The effect of the proposed rule change, if adopted, will be to require proprietary trading firms that are not FINRA members, and that trade on dark pools or other alternative trading systems, to join FINRA. 

Joining FINRA can be expected to introduce some additional compliance obligations and corresponding costs for previously exempted firms. This is particularly true given FINRA’s recently stated commitment to develop a series of initiatives relating to equity market structure and automated trading activities, exemplified most recently by the FINRA notice described in the next section of this alert. 

The proposed rule amendment to Rule 15b9-1 has not yet been published in the Federal Register.
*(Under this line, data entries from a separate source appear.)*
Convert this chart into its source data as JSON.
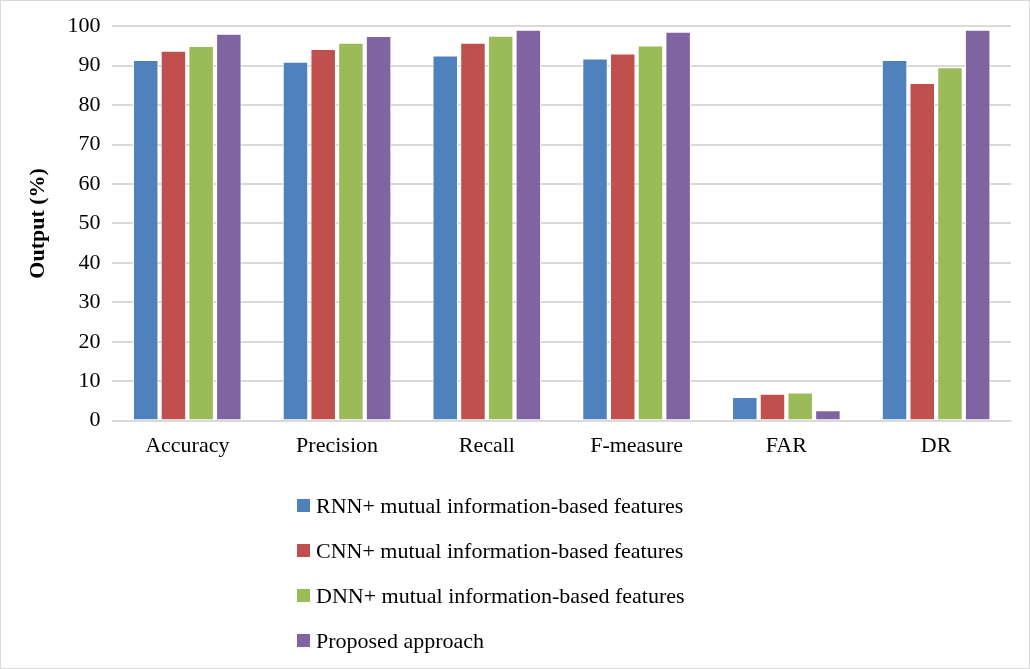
{
  "chart_data": {
    "type": "bar",
    "ylabel": "Output (%)",
    "categories": [
      "Accuracy",
      "Precision",
      "Recall",
      "F-measure",
      "FAR",
      "DR"
    ],
    "series": [
      {
        "name": "RNN+ mutual information-based features",
        "color": "#4f81bd",
        "values": [
          91.4,
          91.0,
          92.6,
          91.8,
          6.0,
          91.4
        ]
      },
      {
        "name": "CNN+ mutual information-based features",
        "color": "#c0504d",
        "values": [
          93.8,
          94.2,
          95.8,
          93.1,
          6.8,
          85.6
        ]
      },
      {
        "name": "DNN+ mutual information-based features",
        "color": "#9bbb59",
        "values": [
          95.0,
          95.8,
          97.6,
          95.1,
          7.1,
          89.6
        ]
      },
      {
        "name": "Proposed approach",
        "color": "#8064a2",
        "values": [
          98.1,
          97.5,
          99.1,
          98.6,
          2.6,
          99.1
        ]
      }
    ],
    "ylim": [
      0,
      100
    ],
    "yticks": [
      0,
      10,
      20,
      30,
      40,
      50,
      60,
      70,
      80,
      90,
      100
    ],
    "grid": "y",
    "legend": "bottom"
  }
}
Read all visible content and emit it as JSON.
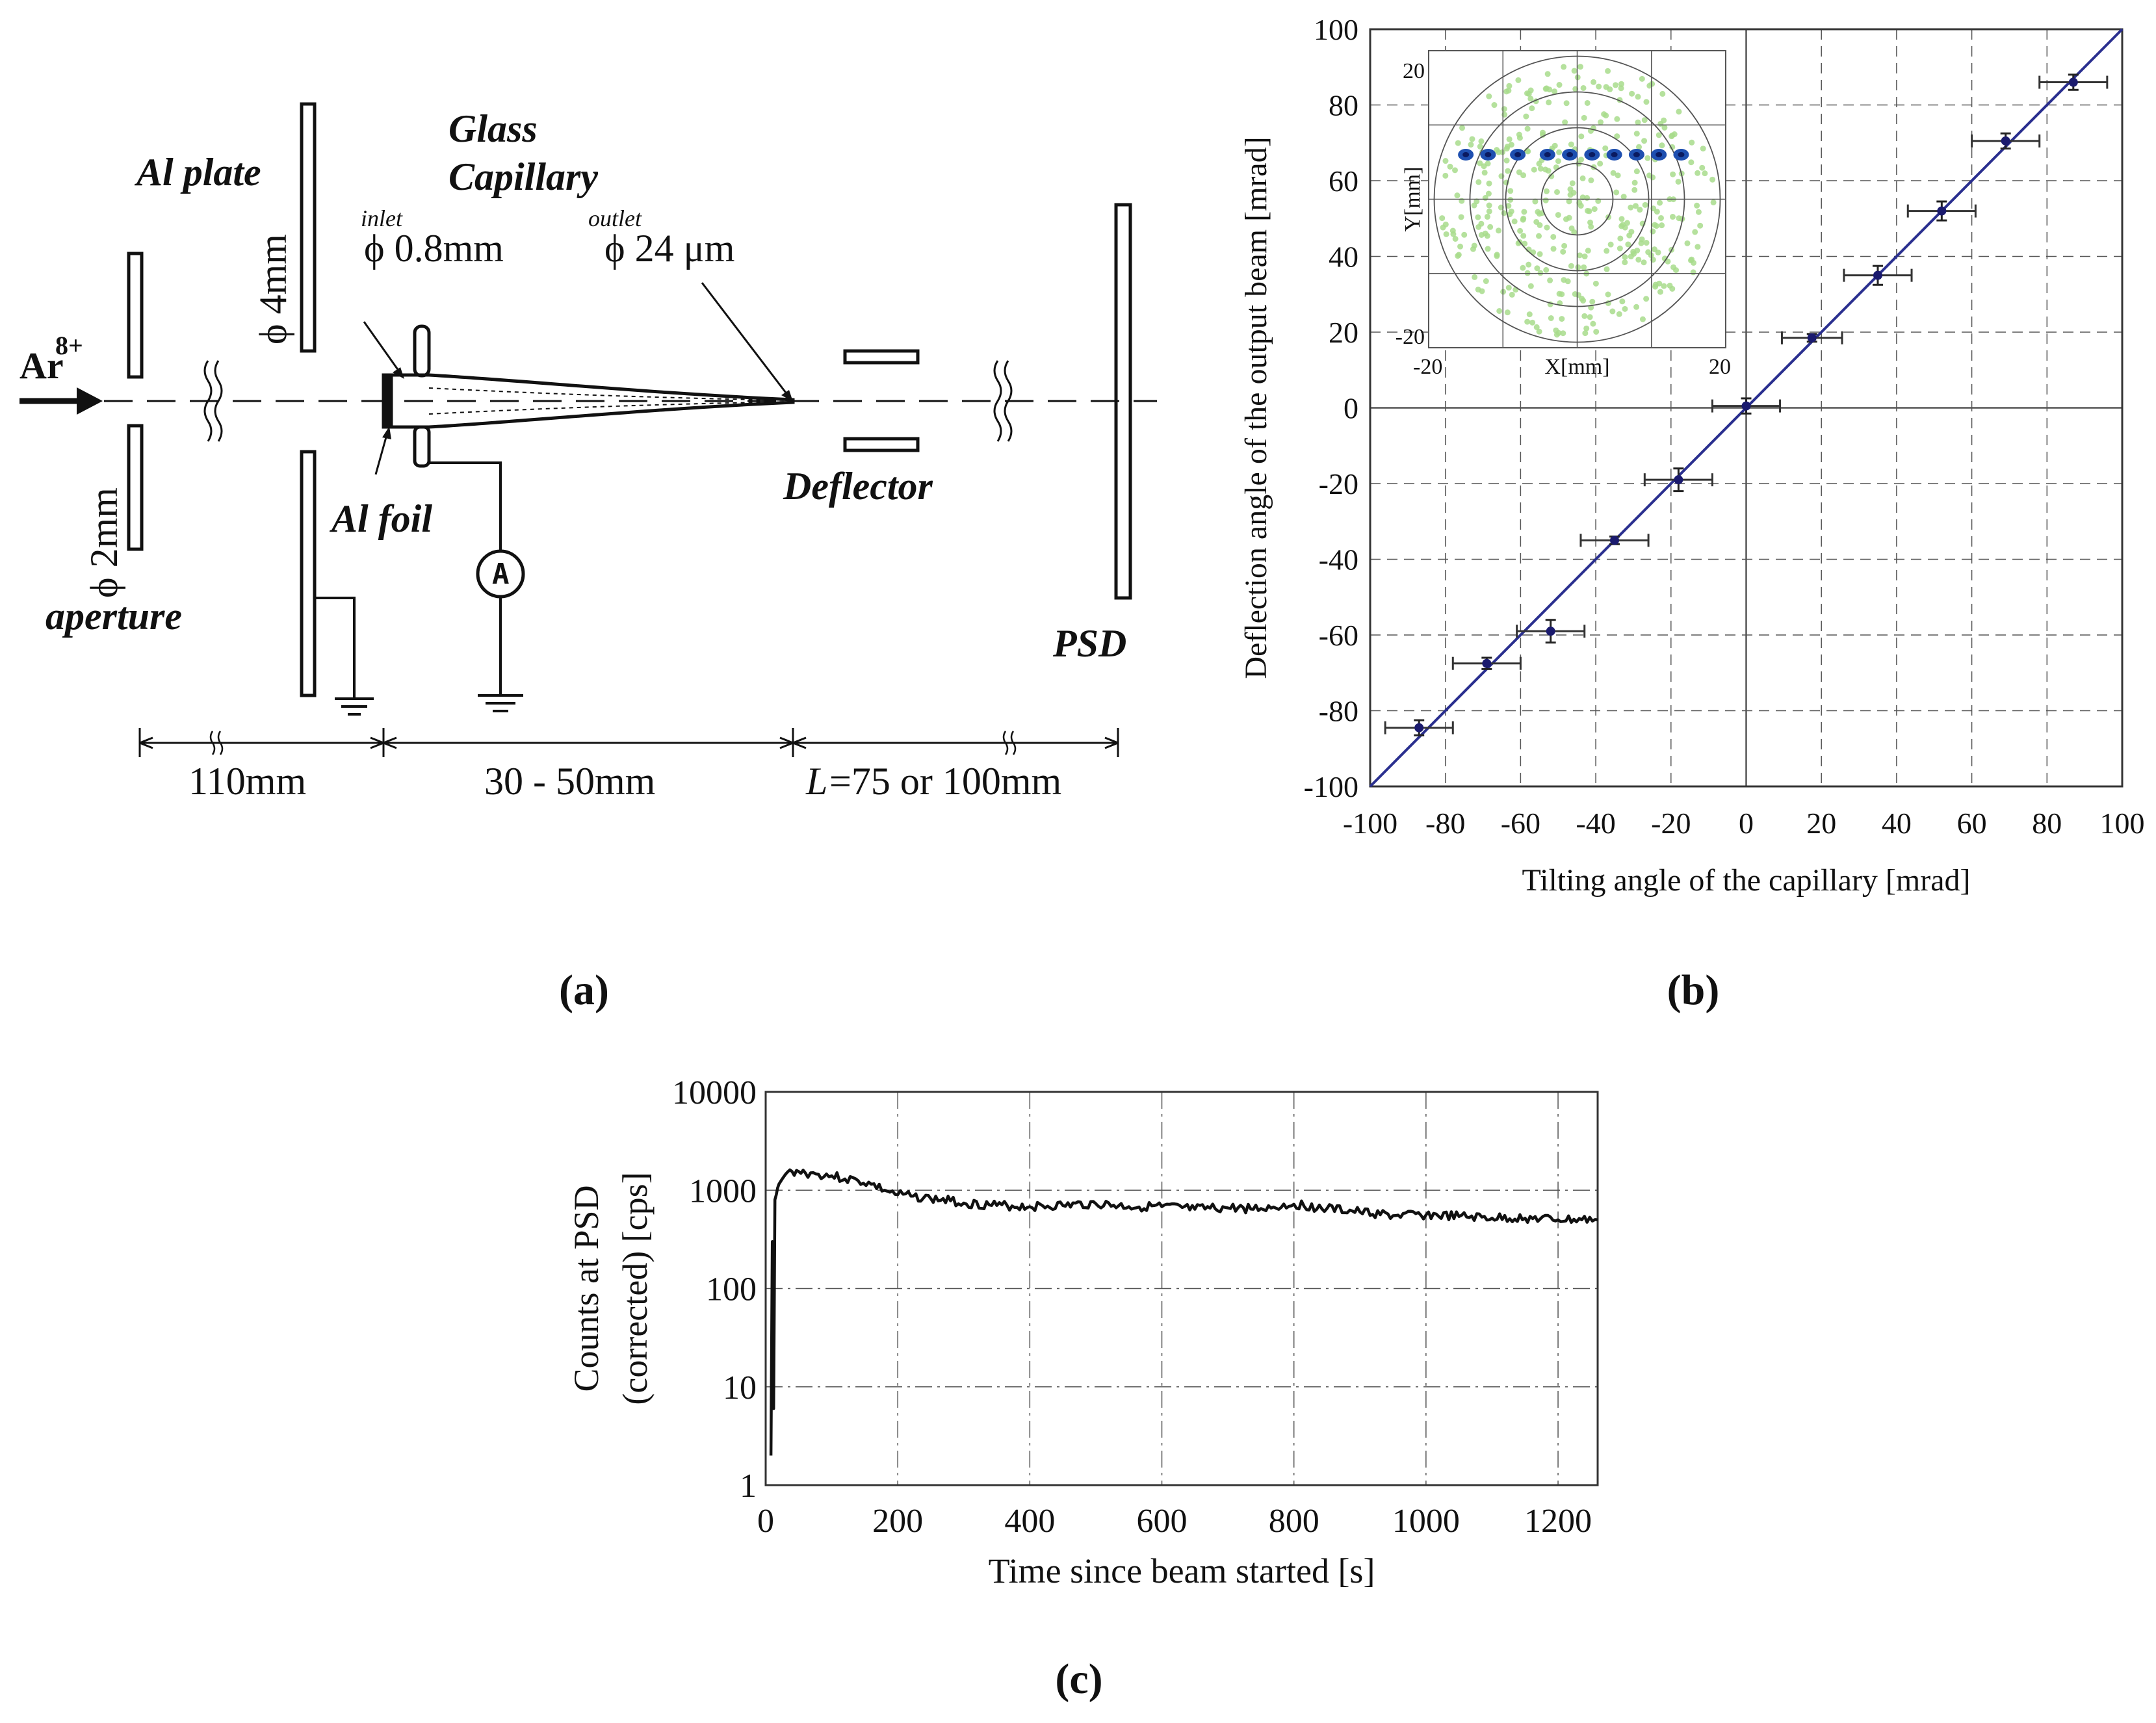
{
  "panel_a": {
    "ion_base": "Ar",
    "ion_charge": "8+",
    "al_plate": "Al plate",
    "glass": "Glass",
    "capillary": "Capillary",
    "inlet": "inlet",
    "inlet_dia": "ϕ 0.8mm",
    "outlet": "outlet",
    "outlet_dia": "ϕ 24 μm",
    "plate_dia": "ϕ 4mm",
    "aperture_dia": "ϕ 2mm",
    "aperture": "aperture",
    "al_foil": "Al foil",
    "ammeter": "A",
    "deflector": "Deflector",
    "psd": "PSD",
    "dist1": "110mm",
    "dist2": "30 - 50mm",
    "dist3_L": "L",
    "dist3_rest": "=75 or 100mm",
    "caption": "(a)"
  },
  "chart_data": [
    {
      "id": "b",
      "type": "scatter",
      "xlabel": "Tilting angle of the capillary [mrad]",
      "ylabel": "Deflection angle of the output beam [mrad]",
      "xlim": [
        -100,
        100
      ],
      "ylim": [
        -100,
        100
      ],
      "x_ticks": [
        "-100",
        "-80",
        "-60",
        "-40",
        "-20",
        "0",
        "20",
        "40",
        "60",
        "80",
        "100"
      ],
      "y_ticks": [
        "100",
        "80",
        "60",
        "40",
        "20",
        "0",
        "-20",
        "-40",
        "-60",
        "-80",
        "-100"
      ],
      "grid": true,
      "line": {
        "type": "y=x",
        "color": "#2a2f8f"
      },
      "points": [
        {
          "x": -87,
          "y": -84.5,
          "xerr": 9,
          "yerr": 2
        },
        {
          "x": -69,
          "y": -67.5,
          "xerr": 9,
          "yerr": 1.5
        },
        {
          "x": -52,
          "y": -59,
          "xerr": 9,
          "yerr": 3
        },
        {
          "x": -35,
          "y": -35,
          "xerr": 9,
          "yerr": 1
        },
        {
          "x": -18,
          "y": -19,
          "xerr": 9,
          "yerr": 3
        },
        {
          "x": 0,
          "y": 0.5,
          "xerr": 9,
          "yerr": 2
        },
        {
          "x": 17.5,
          "y": 18.5,
          "xerr": 8,
          "yerr": 1
        },
        {
          "x": 35,
          "y": 35,
          "xerr": 9,
          "yerr": 2.5
        },
        {
          "x": 52,
          "y": 52,
          "xerr": 9,
          "yerr": 2.5
        },
        {
          "x": 69,
          "y": 70.5,
          "xerr": 9,
          "yerr": 2
        },
        {
          "x": 87,
          "y": 86,
          "xerr": 9,
          "yerr": 2
        }
      ],
      "inset": {
        "xlabel": "X[mm]",
        "ylabel": "Y[mm]",
        "x_ticks": [
          "-20",
          "20"
        ],
        "y_ticks": [
          "20",
          "-20"
        ],
        "xlim": [
          -20,
          20
        ],
        "ylim": [
          -20,
          20
        ],
        "spot_y": 6,
        "spot_x": [
          -15,
          -12,
          -8,
          -4,
          -1,
          2,
          5,
          8,
          11,
          14
        ]
      },
      "caption": "(b)"
    },
    {
      "id": "c",
      "type": "line",
      "xlabel": "Time since beam started [s]",
      "ylabel_line1": "Counts at PSD",
      "ylabel_line2": "(corrected) [cps]",
      "yscale": "log",
      "xlim": [
        0,
        1260
      ],
      "ylim": [
        1,
        10000
      ],
      "x_ticks": [
        "0",
        "200",
        "400",
        "600",
        "800",
        "1000",
        "1200"
      ],
      "y_ticks": [
        "10000",
        "1000",
        "100",
        "10",
        "1"
      ],
      "series": [
        {
          "name": "counts",
          "x": [
            8,
            10,
            12,
            14,
            16,
            18,
            20,
            25,
            30,
            40,
            50,
            60,
            80,
            100,
            120,
            140,
            160,
            180,
            200,
            220,
            250,
            280,
            300,
            350,
            400,
            450,
            500,
            550,
            600,
            650,
            700,
            750,
            800,
            850,
            900,
            950,
            1000,
            1050,
            1100,
            1150,
            1200,
            1260
          ],
          "y": [
            2,
            300,
            6,
            800,
            900,
            1050,
            1150,
            1300,
            1450,
            1550,
            1550,
            1500,
            1450,
            1400,
            1300,
            1250,
            1150,
            1000,
            900,
            870,
            820,
            780,
            740,
            700,
            680,
            700,
            730,
            680,
            680,
            640,
            660,
            650,
            720,
            650,
            600,
            550,
            560,
            540,
            520,
            520,
            500,
            500
          ]
        }
      ],
      "caption": "(c)"
    }
  ]
}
Once it is, a 60-day public comment period will be open and industry participants and the public at large will be able to weigh-in on the SEC’s proposal. See SEC Release No. 34-74581. 


FINRA Seeks Comment on Proposed Registration of the Principal Developers and Supervisors of Algorithmic Trading Strategies

In late March, FINRA issued Regulatory Notice No. 15-06 (the Notice), requesting comment on a proposal that would require the registration of associated persons (APs) who are involved in the design, development, or significant modification of algorithmic trading strategies. Noting certain recent examples in which algorithmic trading strategies resulted in problematic conduct, including improper trading activities and possible securities law violations, the Notice explains FINRA’s belief that requiring the registration of APs primarily responsible for or supervising or directing those primarily responsible for the design, development, or significant modification of algorithmic trading strategies would better educate individuals involved in the algorithm development process regarding trading rules and securities laws, and prevent future violations. 

The Notice proposes to define “algorithmic trading strategies” to mean “any program that generates and routes (or sends for routing) orders (and order-related messages, such as cancellations) in securities on an automated basis.” An order router alone would not constitute an algorithmic trading strategy. 

FINRA also explains that it does not intend to require the registration of all technology personnel who play a role in the deployment of an algorithmic trading strategy. For this reason, the proposed focus is on those who are principally responsible for or who supervise or direct on a day-to-day basis those who are principally responsible for the design, development, or significant modification of the algorithmic trading strategies. Junior developers and others who solely write code to implement design or modification instructions, and supervisors of lead developers not involved in day-to-day supervision or direction of the development process, are among those who would not be required to register. Where a member engages a third party to build an algorithmic trading strategy, the AP directing the third-party in designing and developing the algorithmic trading strategy would be required to register. 

The Notice also proposes that covered associated persons would be required, in addition to passing the examination and becoming registered, to meet continuing education requirements every three years (pursuant to FINRA Rule 1250). 

The Notice seeks comment from members on its proposed definition of the scope of these categories and on other related issues. Comments must be received by May 18, 2015.